Enam lengan Sang Ibu Buddha Hitam Besar menari di belakangnya, masing-masing memegang salah satu dari enam artefak magis: roda, lampu, mutiara, sabit kait, palu, dan alu Vajra.
Masing-masing dari enam artefak magis memiliki kekuatan tersendiri, roda untuk pertahanan, lampu untuk peningkatan diri, mutiara untuk melemahkan musuh, dan sabit kait, palu, serta alu Vajra terutama untuk mantra kutukan ofensif.
Kini roda itu telah hancur, Sang Ibu Buddha menjadi tak berdaya.
Xu Yang menerjang dengan dahsyat, menyerang langsung tubuh emas Sang Ibu Buddha.
“Ledakan!!!”
Cambuk yang kacau itu bergemuruh seperti guntur, menghantam keras tubuh emas Sang Ibu Buddha, menyebabkan suara yang mengguncang langit.
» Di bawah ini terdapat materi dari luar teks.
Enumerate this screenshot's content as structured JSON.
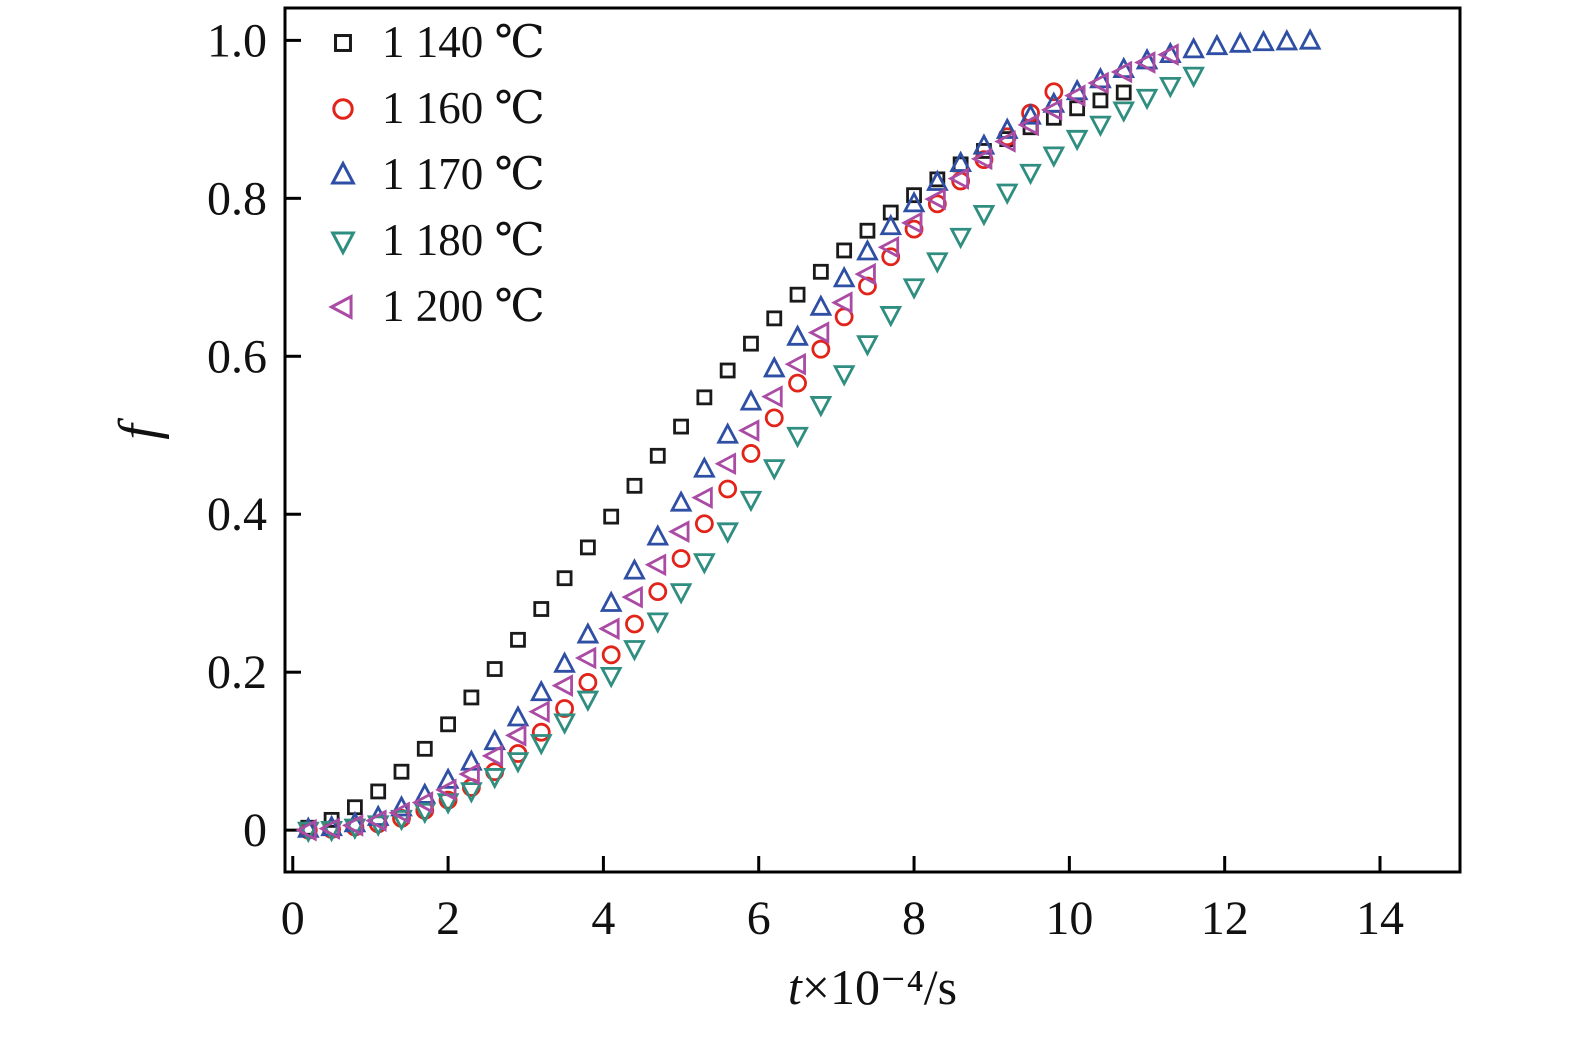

Tubuh emas Sang Ibu Buddha bergetar, retak dengan celah yang tak terhitung jumlahnya, dengan gelombang qi iblis yang berhamburan keluar.
Situasinya berbalik sekali lagi, dengan iblis itu berada di ambang hidup dan mati.
“Om Mani Padme Hum!”
Mungkin hanya naluri yang tersisa, tetapi dengan naluri untuk bertahan hidup, Sang Ibu Buddha Hitam Besar tidak ingin hanya menunggu kematian. Dari wajahnya yang kosong dan seperti jurang, tiba-tiba bergema sebuah lantunan Buddhis sejati, enam kata berturut-turut dengan cepat, seketika melesat keluar seperti kilat.
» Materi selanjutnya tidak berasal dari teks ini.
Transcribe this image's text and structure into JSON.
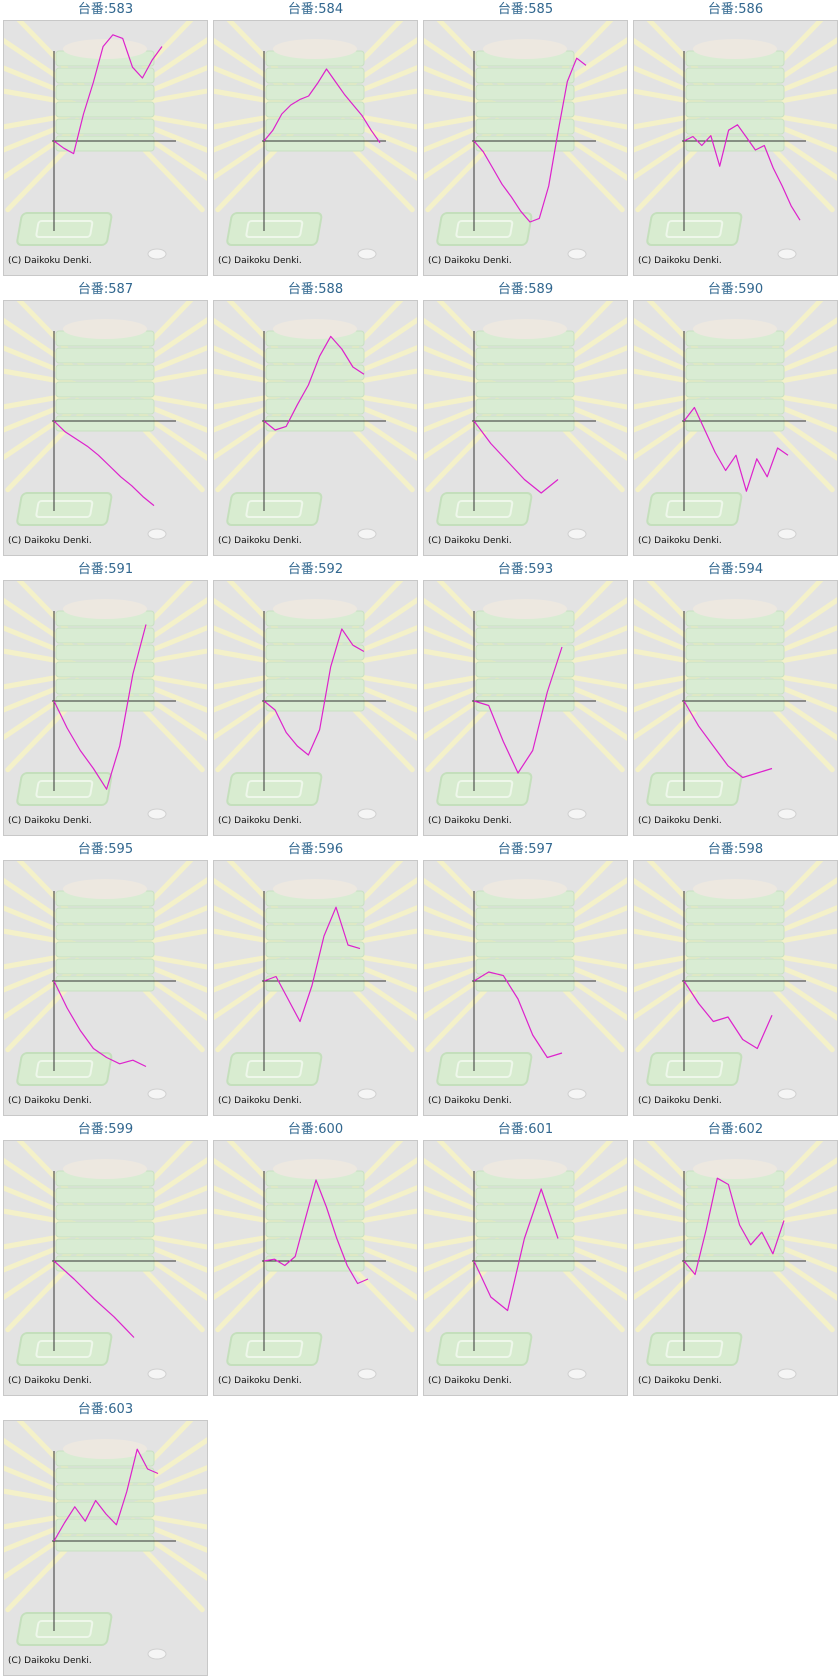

Mantra Enam Kata yang Cemerlang meletus dalam sekejap, wajah kosong mengerikan dari Ibu Buddha Hitam Besar tiba-tiba membesar, seperti mulut jurang yang sangat besar, melahap kilat yang saling terkait dan cahaya cemerlang yang mengelilingi Xu Yang.
Akhirnya…
“Mendeguk!!!”
Petir mengamuk, berkobar hebat ke arahnya, menelan segala sesuatu ke dalam mulut Sang Ibu Buddha.
Namun dalam sekejap, di dalam perut besar Sang Ibu Buddha, kilat lima warna terlihat.
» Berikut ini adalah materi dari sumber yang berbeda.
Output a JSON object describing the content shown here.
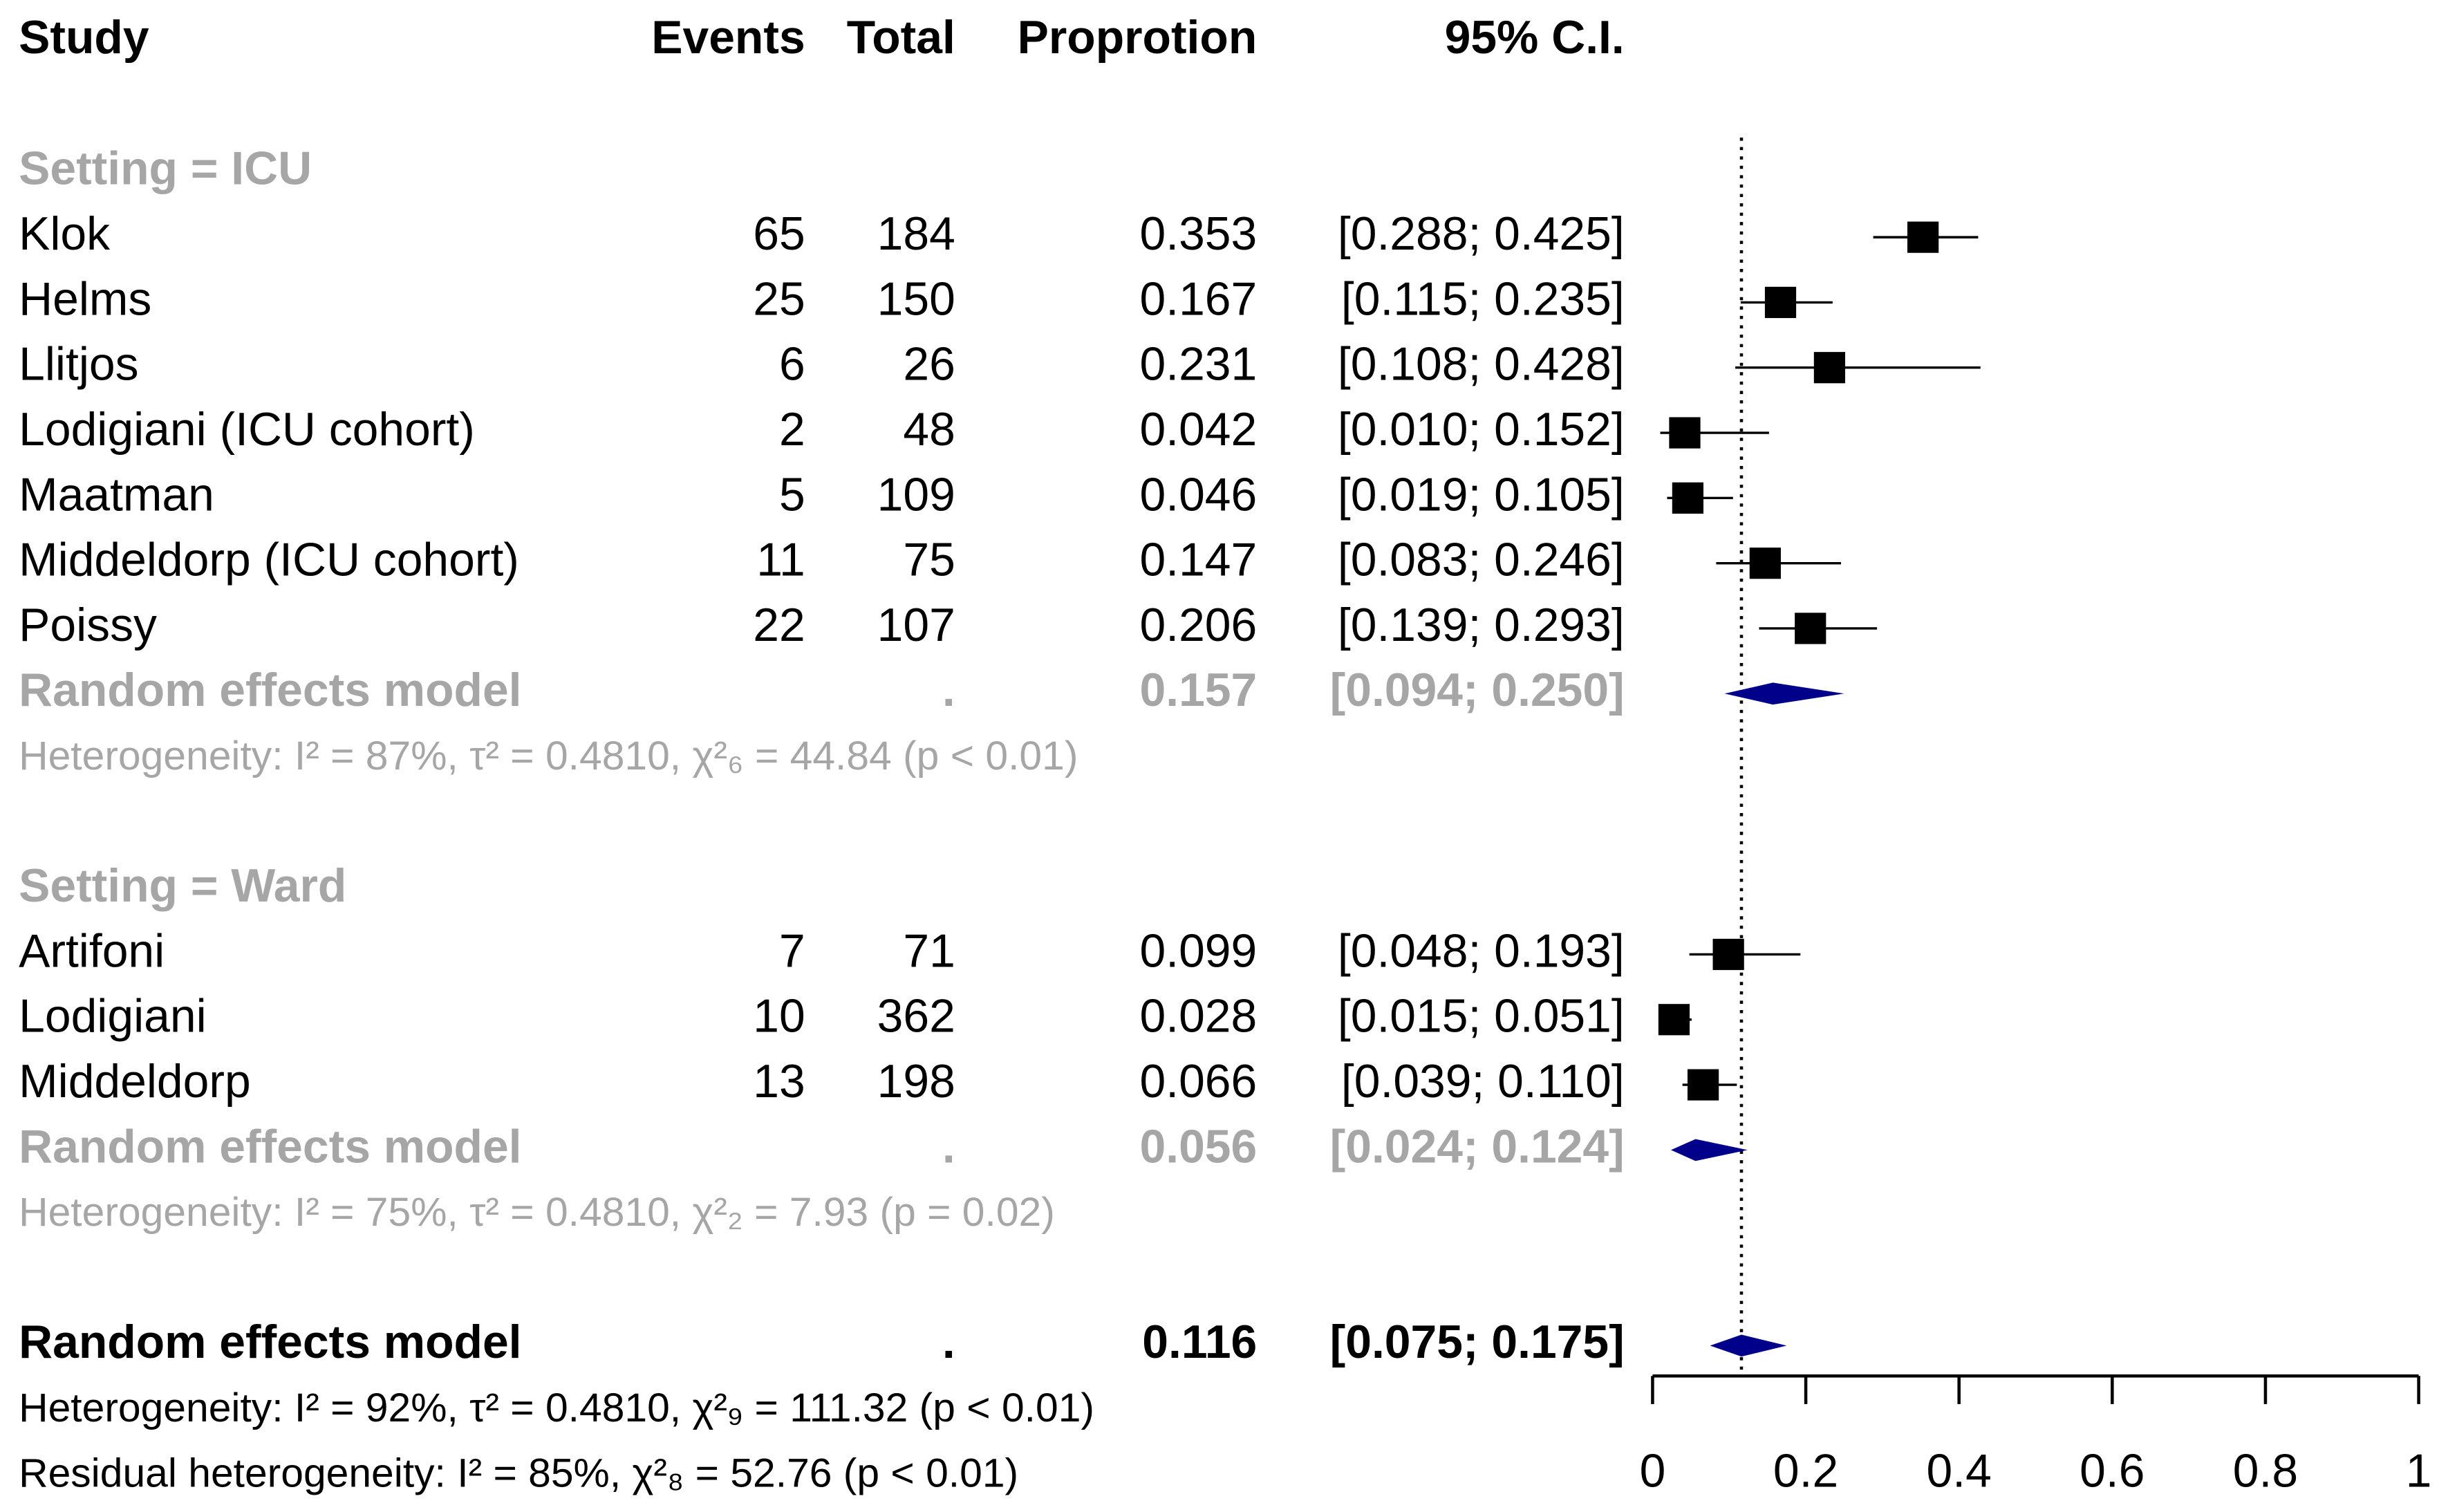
{
  "chart_data": {
    "type": "forest",
    "columns": [
      "Study",
      "Events",
      "Total",
      "Proprotion",
      "95% C.I."
    ],
    "groups": [
      {
        "label": "Setting = ICU",
        "studies": [
          {
            "study": "Klok",
            "events": 65,
            "total": 184,
            "proportion": 0.353,
            "lower": 0.288,
            "upper": 0.425,
            "ci_label": "[0.288; 0.425]"
          },
          {
            "study": "Helms",
            "events": 25,
            "total": 150,
            "proportion": 0.167,
            "lower": 0.115,
            "upper": 0.235,
            "ci_label": "[0.115; 0.235]"
          },
          {
            "study": "Llitjos",
            "events": 6,
            "total": 26,
            "proportion": 0.231,
            "lower": 0.108,
            "upper": 0.428,
            "ci_label": "[0.108; 0.428]"
          },
          {
            "study": "Lodigiani (ICU cohort)",
            "events": 2,
            "total": 48,
            "proportion": 0.042,
            "lower": 0.01,
            "upper": 0.152,
            "ci_label": "[0.010; 0.152]"
          },
          {
            "study": "Maatman",
            "events": 5,
            "total": 109,
            "proportion": 0.046,
            "lower": 0.019,
            "upper": 0.105,
            "ci_label": "[0.019; 0.105]"
          },
          {
            "study": "Middeldorp (ICU cohort)",
            "events": 11,
            "total": 75,
            "proportion": 0.147,
            "lower": 0.083,
            "upper": 0.246,
            "ci_label": "[0.083; 0.246]"
          },
          {
            "study": "Poissy",
            "events": 22,
            "total": 107,
            "proportion": 0.206,
            "lower": 0.139,
            "upper": 0.293,
            "ci_label": "[0.139; 0.293]"
          }
        ],
        "model": {
          "label": "Random effects model",
          "total": ".",
          "proportion": 0.157,
          "lower": 0.094,
          "upper": 0.25,
          "ci_label": "[0.094; 0.250]"
        },
        "heterogeneity": "Heterogeneity: I² = 87%, τ² = 0.4810, χ²₆ = 44.84 (p < 0.01)"
      },
      {
        "label": "Setting = Ward",
        "studies": [
          {
            "study": "Artifoni",
            "events": 7,
            "total": 71,
            "proportion": 0.099,
            "lower": 0.048,
            "upper": 0.193,
            "ci_label": "[0.048; 0.193]"
          },
          {
            "study": "Lodigiani",
            "events": 10,
            "total": 362,
            "proportion": 0.028,
            "lower": 0.015,
            "upper": 0.051,
            "ci_label": "[0.015; 0.051]"
          },
          {
            "study": "Middeldorp",
            "events": 13,
            "total": 198,
            "proportion": 0.066,
            "lower": 0.039,
            "upper": 0.11,
            "ci_label": "[0.039; 0.110]"
          }
        ],
        "model": {
          "label": "Random effects model",
          "total": ".",
          "proportion": 0.056,
          "lower": 0.024,
          "upper": 0.124,
          "ci_label": "[0.024; 0.124]"
        },
        "heterogeneity": "Heterogeneity: I² = 75%, τ² = 0.4810, χ²₂ = 7.93 (p = 0.02)"
      }
    ],
    "overall": {
      "label": "Random effects model",
      "total": ".",
      "proportion": 0.116,
      "lower": 0.075,
      "upper": 0.175,
      "ci_label": "[0.075; 0.175]",
      "heterogeneity": "Heterogeneity: I² = 92%, τ² = 0.4810, χ²₉ = 111.32 (p < 0.01)",
      "residual_heterogeneity": "Residual heterogeneity: I² = 85%, χ²₈ = 52.76 (p < 0.01)"
    },
    "diamond_color": "#00008b",
    "xlim": [
      0,
      1
    ],
    "xticks": [
      0,
      0.2,
      0.4,
      0.6,
      0.8,
      1
    ]
  }
}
Biru langit, kuning, merah tua, putih, hitam, Petir Ilahi Lima Elemen menyatu menjadi satu, meledak keluar dari perut Ibu Buddha.
Dari bawah ke atas, dari dalam ke luar!
“Pfft!!!”
Kelima elemen menyatu, dengan kekuatan guntur yang dahsyat, sebuah tusukan pedang menembus tubuh iblis, menghancurkan kepala Dewi Buddha.
“Ledakan!!!”
Awan Yang Yun membubung, kutukan hitam memenuhi langit seperti hujan yang berhamburan.
Sebilah pedang melesat ke langit, merobek langit yang gelap.
Fajar telah tiba, matahari terbit dari timur, menyinari Danau Wuzhe, menampakkan pemandangan pembantaian, diam-diam menceritakan malapetaka Bencana Iblis.